The goodbyes were cordial on both sides; and Margaret deliberately kept herself in grandmotherly evidence throughout, so that Clive’s non-kissing of Helen should seem to be due not to cowardly incompetence on his part, nor to childish lack of allure on hers, but simply to the exigencies of the situation.
“What did you think of him, Granny? Did you think he was terribly wet?”
Bright-eyed and anxious, Helen drank in eagerly Margaret’s assurances: that yes, she did like him: that he seemed a very nice boy, quite intelligent, and not nearly as unattractive as Helen had given her to understand.
“Yes—he really doesn’t seem so bad, now, does he?” ventured Helen. “He wasn’t nearly so boring this evening as he usually is. I wish he could be like that when we go to the Wimpy Bar—”
“Who was that man? What has he been telling you?”
Without warning, Maurice was suddenly there, in front of them—darting in out of the darkness like a stray cat, just as Margaret was shutting the front door. He stood now in the hall, blinking, screwing up his eyes against the light as though he had been long in darkness. Had he been lurking in the laurels by the front door, or what? There had been no sign of him coming up the path, or round the corner of the house. He had just simply appeared.
“Really, Maurice! What in the world do you mean? That was just a friend of my granddaughter’s—”
“Oh. Oh, I’m sorry.” Maurice had the obsessed, blank look of one who simply cannot take in words or events that have no bearing on the thing that fills his mind. “It wasn’t anything to do with me, then? He wasn’t saying anything about me?”

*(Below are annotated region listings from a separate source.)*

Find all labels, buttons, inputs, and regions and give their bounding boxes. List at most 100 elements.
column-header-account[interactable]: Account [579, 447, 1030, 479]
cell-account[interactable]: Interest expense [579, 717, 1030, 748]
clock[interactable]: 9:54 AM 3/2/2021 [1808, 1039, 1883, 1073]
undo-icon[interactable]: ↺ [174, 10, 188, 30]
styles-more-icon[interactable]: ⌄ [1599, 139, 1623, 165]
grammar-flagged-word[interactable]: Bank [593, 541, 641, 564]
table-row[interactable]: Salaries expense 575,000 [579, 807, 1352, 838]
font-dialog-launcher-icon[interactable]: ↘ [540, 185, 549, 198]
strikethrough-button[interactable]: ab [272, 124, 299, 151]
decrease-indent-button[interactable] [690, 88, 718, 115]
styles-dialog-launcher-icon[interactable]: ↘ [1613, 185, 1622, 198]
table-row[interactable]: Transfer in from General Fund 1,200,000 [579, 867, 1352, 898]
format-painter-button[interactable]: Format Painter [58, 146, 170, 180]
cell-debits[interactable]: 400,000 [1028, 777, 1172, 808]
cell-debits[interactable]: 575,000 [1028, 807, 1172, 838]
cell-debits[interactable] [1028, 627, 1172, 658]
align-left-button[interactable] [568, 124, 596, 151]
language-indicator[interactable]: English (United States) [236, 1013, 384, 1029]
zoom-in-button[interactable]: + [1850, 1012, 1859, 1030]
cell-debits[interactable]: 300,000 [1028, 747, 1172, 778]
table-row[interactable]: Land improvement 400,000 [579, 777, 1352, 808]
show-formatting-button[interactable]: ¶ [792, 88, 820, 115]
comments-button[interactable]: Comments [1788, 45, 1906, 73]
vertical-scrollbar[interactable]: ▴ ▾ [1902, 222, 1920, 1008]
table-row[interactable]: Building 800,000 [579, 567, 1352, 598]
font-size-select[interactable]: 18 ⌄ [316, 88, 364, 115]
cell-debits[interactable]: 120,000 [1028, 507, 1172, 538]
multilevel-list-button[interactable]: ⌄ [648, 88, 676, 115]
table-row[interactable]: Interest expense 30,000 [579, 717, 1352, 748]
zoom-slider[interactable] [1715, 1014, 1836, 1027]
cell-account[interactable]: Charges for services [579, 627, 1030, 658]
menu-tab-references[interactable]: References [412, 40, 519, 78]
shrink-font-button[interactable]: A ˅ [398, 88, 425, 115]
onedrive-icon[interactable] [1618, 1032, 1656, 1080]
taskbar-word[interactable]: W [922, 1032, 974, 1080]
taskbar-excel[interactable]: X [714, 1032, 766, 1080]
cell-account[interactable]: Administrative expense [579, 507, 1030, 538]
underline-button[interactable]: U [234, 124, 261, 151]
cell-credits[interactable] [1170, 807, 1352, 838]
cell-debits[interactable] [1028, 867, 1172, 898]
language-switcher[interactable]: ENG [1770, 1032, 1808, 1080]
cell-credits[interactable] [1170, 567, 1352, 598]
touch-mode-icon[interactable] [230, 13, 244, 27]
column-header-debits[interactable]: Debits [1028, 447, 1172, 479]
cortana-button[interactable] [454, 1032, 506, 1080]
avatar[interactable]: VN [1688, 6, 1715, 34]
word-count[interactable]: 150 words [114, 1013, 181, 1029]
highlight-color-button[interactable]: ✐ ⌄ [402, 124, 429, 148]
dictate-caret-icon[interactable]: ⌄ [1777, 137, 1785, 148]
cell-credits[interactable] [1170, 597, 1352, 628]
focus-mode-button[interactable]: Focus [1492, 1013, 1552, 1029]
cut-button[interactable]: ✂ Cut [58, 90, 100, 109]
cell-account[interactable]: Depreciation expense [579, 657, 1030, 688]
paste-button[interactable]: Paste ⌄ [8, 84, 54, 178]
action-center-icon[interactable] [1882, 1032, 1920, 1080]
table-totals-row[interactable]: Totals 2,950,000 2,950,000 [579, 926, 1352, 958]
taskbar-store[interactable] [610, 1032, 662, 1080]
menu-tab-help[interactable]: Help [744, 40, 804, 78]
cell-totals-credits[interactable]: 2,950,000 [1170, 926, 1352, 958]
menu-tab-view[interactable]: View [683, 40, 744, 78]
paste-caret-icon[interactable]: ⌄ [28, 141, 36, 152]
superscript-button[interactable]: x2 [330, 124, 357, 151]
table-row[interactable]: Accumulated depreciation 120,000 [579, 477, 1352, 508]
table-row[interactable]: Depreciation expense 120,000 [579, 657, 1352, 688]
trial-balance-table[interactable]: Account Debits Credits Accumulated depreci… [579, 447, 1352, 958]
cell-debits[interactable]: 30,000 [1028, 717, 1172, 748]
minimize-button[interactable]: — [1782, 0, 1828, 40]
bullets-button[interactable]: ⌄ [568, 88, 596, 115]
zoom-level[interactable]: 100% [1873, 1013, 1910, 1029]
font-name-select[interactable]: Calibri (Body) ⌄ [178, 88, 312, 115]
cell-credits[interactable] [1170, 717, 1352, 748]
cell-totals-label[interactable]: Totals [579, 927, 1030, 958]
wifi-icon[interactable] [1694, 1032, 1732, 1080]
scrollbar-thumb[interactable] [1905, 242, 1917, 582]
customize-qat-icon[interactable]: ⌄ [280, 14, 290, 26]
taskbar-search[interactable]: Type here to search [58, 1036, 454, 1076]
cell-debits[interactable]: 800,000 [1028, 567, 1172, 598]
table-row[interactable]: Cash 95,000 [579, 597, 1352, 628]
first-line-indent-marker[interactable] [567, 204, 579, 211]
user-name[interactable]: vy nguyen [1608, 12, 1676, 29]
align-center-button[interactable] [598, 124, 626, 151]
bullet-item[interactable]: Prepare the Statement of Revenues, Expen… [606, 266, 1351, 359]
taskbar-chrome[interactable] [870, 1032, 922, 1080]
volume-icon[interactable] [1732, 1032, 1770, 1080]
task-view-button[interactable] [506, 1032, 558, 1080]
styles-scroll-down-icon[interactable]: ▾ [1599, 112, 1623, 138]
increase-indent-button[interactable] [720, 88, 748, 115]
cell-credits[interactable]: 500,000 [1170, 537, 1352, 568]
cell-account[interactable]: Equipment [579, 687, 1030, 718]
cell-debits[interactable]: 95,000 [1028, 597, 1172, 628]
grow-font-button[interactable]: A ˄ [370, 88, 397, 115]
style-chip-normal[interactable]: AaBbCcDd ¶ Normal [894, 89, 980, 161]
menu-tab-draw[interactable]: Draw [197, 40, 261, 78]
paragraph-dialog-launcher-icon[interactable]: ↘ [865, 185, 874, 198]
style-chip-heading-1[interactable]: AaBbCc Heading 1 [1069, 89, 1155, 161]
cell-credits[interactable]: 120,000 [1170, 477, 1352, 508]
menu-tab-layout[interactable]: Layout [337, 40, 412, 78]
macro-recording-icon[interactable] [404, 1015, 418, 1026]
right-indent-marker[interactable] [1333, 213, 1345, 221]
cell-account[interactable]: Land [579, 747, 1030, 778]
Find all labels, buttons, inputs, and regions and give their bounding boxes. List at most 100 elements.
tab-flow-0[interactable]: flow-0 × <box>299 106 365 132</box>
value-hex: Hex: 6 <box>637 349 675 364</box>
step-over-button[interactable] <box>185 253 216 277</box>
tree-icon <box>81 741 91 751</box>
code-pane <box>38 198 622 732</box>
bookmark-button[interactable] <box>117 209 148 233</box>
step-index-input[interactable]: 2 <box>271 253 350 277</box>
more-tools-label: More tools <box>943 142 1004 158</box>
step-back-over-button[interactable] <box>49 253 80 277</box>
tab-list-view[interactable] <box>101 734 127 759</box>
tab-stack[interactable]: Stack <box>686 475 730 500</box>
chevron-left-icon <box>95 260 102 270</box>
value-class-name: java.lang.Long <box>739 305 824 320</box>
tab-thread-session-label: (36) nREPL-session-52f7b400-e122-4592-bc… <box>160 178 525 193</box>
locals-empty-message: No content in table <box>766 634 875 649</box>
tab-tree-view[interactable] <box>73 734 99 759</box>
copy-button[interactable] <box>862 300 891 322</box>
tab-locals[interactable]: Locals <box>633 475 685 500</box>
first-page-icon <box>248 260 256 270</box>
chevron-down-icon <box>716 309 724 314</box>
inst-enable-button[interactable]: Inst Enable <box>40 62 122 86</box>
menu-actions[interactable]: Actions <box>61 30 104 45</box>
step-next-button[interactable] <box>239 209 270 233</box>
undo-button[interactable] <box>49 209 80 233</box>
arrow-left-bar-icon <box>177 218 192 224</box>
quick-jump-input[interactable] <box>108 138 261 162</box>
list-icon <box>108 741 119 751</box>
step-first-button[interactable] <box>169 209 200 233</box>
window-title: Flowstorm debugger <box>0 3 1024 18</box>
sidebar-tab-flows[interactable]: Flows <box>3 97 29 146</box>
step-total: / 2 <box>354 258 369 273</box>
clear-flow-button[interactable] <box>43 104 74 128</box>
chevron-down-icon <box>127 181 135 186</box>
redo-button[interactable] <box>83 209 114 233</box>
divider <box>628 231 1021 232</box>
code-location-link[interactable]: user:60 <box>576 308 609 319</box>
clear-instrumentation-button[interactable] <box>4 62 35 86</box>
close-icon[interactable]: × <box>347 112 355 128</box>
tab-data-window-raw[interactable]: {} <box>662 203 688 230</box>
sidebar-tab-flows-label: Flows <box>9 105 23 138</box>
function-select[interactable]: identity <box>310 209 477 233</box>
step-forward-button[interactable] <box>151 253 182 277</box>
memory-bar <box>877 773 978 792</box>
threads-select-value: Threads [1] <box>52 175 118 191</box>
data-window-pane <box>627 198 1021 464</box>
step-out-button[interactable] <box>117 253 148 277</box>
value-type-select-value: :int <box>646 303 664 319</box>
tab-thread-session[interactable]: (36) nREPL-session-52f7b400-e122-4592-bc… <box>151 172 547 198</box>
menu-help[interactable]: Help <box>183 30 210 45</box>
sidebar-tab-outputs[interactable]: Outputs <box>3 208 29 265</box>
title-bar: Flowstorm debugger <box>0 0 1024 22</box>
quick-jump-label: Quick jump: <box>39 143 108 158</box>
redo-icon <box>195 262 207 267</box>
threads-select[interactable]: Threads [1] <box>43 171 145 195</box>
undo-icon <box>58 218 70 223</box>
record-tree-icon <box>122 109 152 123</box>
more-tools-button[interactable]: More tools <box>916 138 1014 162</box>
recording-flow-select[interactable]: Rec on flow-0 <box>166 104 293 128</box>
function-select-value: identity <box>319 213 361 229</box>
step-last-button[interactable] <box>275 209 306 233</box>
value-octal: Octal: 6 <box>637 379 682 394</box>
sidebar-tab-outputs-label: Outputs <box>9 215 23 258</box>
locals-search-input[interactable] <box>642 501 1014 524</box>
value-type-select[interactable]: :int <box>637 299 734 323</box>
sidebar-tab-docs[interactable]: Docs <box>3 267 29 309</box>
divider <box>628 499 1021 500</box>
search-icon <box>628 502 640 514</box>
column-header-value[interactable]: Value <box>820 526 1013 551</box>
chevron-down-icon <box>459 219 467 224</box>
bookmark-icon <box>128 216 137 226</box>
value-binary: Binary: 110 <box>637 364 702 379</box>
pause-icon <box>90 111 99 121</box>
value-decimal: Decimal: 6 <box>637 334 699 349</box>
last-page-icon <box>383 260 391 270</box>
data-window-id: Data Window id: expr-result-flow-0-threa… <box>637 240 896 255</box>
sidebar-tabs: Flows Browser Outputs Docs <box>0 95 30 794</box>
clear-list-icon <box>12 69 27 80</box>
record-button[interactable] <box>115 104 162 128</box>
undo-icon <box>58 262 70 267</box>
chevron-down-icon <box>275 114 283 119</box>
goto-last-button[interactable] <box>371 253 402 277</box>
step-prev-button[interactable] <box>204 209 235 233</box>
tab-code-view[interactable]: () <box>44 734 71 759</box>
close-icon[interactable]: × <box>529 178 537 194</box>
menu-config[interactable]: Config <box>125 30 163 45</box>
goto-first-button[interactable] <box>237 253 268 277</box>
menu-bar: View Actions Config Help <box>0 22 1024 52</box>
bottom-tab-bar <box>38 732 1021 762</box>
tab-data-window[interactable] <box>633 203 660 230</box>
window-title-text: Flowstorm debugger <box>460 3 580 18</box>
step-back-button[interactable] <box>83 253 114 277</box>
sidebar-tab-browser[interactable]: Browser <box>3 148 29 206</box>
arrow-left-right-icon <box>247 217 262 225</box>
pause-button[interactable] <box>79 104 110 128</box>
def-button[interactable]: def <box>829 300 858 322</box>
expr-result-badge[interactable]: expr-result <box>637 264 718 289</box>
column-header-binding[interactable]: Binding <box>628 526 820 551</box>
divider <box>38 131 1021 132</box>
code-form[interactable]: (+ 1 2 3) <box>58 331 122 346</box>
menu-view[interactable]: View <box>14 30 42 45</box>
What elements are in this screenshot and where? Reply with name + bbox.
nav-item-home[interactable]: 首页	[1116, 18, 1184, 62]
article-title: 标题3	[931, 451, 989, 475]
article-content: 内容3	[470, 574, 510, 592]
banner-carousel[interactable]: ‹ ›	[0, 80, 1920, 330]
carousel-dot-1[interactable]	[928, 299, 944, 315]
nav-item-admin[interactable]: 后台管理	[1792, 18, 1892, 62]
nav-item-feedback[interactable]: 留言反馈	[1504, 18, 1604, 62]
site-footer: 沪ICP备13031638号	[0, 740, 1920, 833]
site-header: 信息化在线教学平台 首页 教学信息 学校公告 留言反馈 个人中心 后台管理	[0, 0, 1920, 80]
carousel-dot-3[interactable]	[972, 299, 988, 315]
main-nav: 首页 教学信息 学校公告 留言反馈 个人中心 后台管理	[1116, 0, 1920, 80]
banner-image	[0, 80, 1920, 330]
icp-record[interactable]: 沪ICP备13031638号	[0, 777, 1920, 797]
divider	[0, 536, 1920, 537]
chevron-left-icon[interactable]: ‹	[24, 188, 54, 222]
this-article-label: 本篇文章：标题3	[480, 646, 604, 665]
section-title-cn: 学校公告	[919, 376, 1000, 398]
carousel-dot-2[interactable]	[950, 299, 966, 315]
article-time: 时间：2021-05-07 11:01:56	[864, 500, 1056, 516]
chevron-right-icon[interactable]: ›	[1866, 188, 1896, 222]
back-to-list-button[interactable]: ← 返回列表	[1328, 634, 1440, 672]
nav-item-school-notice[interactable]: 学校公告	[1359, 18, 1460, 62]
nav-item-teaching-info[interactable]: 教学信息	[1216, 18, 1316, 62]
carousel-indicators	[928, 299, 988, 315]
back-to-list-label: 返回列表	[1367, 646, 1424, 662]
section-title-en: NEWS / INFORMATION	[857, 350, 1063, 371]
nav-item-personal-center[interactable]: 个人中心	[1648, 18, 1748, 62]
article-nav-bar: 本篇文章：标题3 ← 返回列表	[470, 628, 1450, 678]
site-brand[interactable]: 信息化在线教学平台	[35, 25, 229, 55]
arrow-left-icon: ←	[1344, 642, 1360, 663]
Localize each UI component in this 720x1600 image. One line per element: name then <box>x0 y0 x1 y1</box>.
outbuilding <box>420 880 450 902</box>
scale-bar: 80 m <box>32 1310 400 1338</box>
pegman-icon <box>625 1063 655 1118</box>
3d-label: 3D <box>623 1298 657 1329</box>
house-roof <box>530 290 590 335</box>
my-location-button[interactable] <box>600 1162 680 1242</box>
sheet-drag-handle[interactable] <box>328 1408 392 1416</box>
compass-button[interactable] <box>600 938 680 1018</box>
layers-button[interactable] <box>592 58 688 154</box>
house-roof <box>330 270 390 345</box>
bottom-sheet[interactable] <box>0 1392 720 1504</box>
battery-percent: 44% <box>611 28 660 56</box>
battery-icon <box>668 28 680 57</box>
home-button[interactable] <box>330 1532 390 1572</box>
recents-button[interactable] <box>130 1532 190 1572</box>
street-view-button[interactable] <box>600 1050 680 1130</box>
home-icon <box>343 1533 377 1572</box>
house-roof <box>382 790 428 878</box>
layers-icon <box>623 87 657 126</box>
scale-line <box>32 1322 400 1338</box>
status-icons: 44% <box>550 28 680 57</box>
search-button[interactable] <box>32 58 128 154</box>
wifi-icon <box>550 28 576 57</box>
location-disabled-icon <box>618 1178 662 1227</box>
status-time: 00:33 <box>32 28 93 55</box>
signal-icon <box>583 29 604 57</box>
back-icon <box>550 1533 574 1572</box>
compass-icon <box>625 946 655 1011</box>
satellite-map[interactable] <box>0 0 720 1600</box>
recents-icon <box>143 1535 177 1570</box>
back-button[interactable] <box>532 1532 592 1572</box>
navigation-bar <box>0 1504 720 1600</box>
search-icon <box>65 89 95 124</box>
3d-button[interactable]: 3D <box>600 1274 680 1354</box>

“No, he was not! And, Maurice, may I suggest something to you, entirely for your own good? Will you kindly stop behaving in this disconcerting, uncivilised manner that you have adopted in the last few days? This is the third time you have popped up in some extraordinary fashion, startling everybody, and upsetting the whole household. No doubt you are in some sort of trouble that you don’t wish us to know about—and about which, I can assure you, we have no wish to know—but nevertheless I do advise you, most strongly, not to allow your problems to interfere with ordinary, civilised good manners. It’s always a mistake: always. And particularly when you are living in someone else’s house. My daughter, I know, will stand for any sort of behaviour from you; but I won’t; and I think it is only fair to let you know.”
Maurice was gazing right into Margaret’s eyes. He looked tense, and concerned, as if her little homily had struck home.
“He didn’t leave any message for me, then?” he asked, when she had finished speaking. “Or say he was coming again, or anything?” And when Margaret marched angrily off, without another word, he stared after her in surprise, as if hurt and bewildered at her refusal to answer his perfectly simple question.